As with the case of displaced Mexican peasants and the newly contingent labor force in the U.S., no one asked the recipients of this ‘gift’ from on high if they wanted to participate in the process. Additionally, in justifying the process Western economists only count what is visible to them— that which has been effectively commodified, and never deduct the losses. The great ‘mystery’ of looming environmental catastrophe can be partially understood through economic theories that place concrete value on high definition televisions, toaster ovens and trips to Disneyland but no value on drinkable water, arable land and breathable air until they are ‘rare’ enough to be commodified.
The American political establishment’s current economic program includes passing the TPP and TTIP trade agreements. As Mr. Obama’s Secretary of State Mrs. Clinton ‘softened up’ future WalMart suppliers in Honduras, Libya, Syria and Iraq while publicly selling Mr. Obama’s TPP some forty-five times before (implausibly) opposing it. Left unsaid so far is that it was Mr. Obama’s reign as President that coincided with the ‘great recovery’ in contingent jobs in the US. While the trend toward contingent employment preceded Mr. Obama, his steadfastness in promoting neoliberal policies in the face of the devastation they have wreaked on the lives and livelihoods of his nominal constituents might have given pause to less determined establishment stalwarts.

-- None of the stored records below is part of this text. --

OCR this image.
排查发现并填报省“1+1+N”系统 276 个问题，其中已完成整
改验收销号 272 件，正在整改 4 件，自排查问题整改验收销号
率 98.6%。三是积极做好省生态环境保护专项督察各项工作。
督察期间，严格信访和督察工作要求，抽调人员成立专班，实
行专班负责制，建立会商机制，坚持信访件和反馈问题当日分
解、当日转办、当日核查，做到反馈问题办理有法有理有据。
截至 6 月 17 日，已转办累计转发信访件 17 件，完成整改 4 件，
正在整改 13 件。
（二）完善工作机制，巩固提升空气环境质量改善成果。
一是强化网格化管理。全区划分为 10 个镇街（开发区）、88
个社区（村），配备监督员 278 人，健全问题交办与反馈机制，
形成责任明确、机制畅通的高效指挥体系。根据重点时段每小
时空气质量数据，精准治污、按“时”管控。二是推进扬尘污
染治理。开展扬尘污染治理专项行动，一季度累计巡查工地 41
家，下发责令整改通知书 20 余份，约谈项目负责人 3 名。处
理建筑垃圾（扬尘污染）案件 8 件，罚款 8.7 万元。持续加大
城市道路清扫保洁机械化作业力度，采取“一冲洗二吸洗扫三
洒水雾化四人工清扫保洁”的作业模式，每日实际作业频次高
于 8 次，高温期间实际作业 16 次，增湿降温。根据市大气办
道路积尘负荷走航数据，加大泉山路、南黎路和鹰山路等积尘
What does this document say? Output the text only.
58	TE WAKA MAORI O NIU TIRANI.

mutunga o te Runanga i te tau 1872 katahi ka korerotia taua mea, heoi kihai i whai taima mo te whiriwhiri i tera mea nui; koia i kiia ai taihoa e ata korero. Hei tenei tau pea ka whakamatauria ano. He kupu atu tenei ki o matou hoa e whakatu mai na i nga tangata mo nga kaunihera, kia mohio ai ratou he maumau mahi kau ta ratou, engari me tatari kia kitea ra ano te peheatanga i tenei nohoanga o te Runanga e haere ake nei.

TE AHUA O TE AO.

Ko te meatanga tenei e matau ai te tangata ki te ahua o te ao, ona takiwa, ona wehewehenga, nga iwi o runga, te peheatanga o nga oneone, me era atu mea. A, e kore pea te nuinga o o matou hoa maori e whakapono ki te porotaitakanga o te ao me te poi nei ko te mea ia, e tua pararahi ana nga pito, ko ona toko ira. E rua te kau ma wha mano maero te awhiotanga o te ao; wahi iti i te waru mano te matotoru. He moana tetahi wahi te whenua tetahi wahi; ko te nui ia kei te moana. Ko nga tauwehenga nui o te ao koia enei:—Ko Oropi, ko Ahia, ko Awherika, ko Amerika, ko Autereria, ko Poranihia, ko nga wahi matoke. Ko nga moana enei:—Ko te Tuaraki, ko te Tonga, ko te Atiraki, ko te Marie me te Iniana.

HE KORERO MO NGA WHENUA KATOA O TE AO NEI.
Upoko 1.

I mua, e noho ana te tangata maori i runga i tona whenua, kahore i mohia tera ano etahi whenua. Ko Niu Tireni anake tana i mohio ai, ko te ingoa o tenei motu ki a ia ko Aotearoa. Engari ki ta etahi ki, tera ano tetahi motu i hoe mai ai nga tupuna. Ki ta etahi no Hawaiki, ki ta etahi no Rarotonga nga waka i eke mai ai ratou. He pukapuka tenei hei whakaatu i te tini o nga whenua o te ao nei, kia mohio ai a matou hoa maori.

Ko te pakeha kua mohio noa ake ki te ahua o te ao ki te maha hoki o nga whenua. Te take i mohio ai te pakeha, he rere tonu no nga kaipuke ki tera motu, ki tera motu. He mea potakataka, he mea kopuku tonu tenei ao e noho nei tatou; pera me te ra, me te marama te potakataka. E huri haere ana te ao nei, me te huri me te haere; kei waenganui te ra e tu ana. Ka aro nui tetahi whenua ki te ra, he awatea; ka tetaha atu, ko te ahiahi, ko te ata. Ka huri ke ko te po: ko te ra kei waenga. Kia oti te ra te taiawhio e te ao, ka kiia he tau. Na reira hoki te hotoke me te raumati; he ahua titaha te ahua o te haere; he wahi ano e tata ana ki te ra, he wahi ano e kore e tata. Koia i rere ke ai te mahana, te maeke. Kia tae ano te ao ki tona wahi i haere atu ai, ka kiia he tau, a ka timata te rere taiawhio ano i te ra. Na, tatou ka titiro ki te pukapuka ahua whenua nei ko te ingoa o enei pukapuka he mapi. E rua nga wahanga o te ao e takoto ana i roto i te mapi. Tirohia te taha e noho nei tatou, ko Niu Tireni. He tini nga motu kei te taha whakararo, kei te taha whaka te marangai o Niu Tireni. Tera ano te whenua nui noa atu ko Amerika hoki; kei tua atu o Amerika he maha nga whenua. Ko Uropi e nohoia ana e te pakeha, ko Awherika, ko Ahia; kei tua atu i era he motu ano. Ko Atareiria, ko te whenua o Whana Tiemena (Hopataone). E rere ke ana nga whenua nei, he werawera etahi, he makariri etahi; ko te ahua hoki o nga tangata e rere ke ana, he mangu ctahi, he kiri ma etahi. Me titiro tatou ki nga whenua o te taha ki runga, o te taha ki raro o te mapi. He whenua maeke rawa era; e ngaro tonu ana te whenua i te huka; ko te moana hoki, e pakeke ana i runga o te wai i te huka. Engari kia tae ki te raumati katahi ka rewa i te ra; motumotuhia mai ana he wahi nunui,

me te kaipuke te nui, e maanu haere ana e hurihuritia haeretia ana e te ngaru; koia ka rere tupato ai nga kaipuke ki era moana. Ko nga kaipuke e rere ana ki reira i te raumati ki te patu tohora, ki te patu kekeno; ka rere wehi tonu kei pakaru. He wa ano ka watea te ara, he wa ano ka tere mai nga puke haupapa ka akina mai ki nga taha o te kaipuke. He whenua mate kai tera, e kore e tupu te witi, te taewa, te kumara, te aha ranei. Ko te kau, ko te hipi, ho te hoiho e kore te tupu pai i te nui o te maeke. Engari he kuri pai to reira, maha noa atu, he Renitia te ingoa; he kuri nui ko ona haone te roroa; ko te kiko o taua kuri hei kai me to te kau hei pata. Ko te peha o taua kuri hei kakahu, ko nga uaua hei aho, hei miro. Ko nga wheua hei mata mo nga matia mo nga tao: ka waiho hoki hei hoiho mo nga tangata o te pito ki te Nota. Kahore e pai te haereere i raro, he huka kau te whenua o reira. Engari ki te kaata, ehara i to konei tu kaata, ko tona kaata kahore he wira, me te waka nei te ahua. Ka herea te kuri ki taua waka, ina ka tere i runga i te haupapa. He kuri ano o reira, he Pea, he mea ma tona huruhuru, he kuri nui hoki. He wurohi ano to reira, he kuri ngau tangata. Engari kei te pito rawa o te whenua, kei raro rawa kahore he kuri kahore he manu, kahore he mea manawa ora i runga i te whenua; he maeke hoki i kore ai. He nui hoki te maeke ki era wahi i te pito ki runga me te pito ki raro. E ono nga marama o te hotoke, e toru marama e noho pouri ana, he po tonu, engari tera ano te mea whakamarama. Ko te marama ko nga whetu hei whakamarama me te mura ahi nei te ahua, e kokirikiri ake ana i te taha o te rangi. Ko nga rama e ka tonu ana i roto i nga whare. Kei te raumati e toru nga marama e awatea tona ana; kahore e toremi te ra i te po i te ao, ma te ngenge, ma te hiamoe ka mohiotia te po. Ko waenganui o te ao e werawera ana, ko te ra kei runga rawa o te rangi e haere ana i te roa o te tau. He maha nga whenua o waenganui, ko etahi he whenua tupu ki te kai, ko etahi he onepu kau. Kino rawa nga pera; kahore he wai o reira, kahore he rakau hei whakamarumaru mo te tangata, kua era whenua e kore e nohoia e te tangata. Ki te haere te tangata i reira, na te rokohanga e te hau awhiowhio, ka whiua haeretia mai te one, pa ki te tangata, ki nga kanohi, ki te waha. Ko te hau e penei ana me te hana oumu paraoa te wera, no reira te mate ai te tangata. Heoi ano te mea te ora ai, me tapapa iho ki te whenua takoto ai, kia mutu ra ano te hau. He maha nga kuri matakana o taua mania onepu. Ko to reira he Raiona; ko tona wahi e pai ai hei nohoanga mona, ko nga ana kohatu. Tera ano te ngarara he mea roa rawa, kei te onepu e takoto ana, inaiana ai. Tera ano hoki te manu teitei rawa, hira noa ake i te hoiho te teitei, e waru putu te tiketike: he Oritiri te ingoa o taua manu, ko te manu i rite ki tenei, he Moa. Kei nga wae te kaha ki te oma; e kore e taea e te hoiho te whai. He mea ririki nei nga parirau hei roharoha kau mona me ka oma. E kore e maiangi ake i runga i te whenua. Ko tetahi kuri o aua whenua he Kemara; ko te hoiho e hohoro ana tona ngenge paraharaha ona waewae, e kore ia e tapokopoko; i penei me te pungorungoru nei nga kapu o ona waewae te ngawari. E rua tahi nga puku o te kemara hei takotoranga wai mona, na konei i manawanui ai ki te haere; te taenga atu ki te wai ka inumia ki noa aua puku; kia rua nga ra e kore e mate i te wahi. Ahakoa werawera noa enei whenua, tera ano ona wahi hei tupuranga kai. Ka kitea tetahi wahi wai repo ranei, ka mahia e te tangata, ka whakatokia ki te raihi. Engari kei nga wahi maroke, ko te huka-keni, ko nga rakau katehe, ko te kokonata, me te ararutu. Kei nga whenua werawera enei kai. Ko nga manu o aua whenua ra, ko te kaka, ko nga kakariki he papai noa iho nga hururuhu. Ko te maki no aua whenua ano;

President Obama has repeatedly cited both GDP growth and the number of jobs created since he took office in 2009. The fact is that these jobs are qualitatively different from those that preceded them in ways that growing political disaffection is making evident. And here’s the joke— once GDP growth and jobs gained or lost are discounted there is little left for capitalist politicians and economists to sell. Both measures are generic in the sense that they are categorical, they hide more than they illuminate by design. The economists who developed them tended to be quite humble about their broader social significance. Those that followed have little else to support their ideologies.
Anyone with eyes can see that capitalism has changed the Western world. The question not asked is what was lost for what has been gained? Capitalism exists as the choice between Coke or Pepsi, not at the level of people living their lives as they see fit. The ISDS (Investor-State Dispute Settlement) provisions of Barack Obama’s TPP and TTIP ‘trade’ agreements lay bare the imperialist goals that have been behind ‘free-trade’ policies since Jimmy Carter was in office. The goals of the American political establishment are those of Wall Street and major corporations, not monolithic except in the sense of promoting systems of domination and control
Hillary Clinton and the other Presidential candidates are bit players here. It isn’t that an ‘outsider’ candidate like Bernie Sanders can’t affect the trajectory of Western capitalism. But the challenge of doing so goes far beyond issues to be resolved through electoral politics. That the ideas and practices used to ‘manage’ slaves still dominate the economic programs of the American political establishment speaks to the persistence of Western imperialism. Capitalism is the ideology of this imperialism as can be seen by what its proponents do and don’t ‘count’ as its product. And the most effective proponents of this program come from the nominal Party of the working class, the Democrats.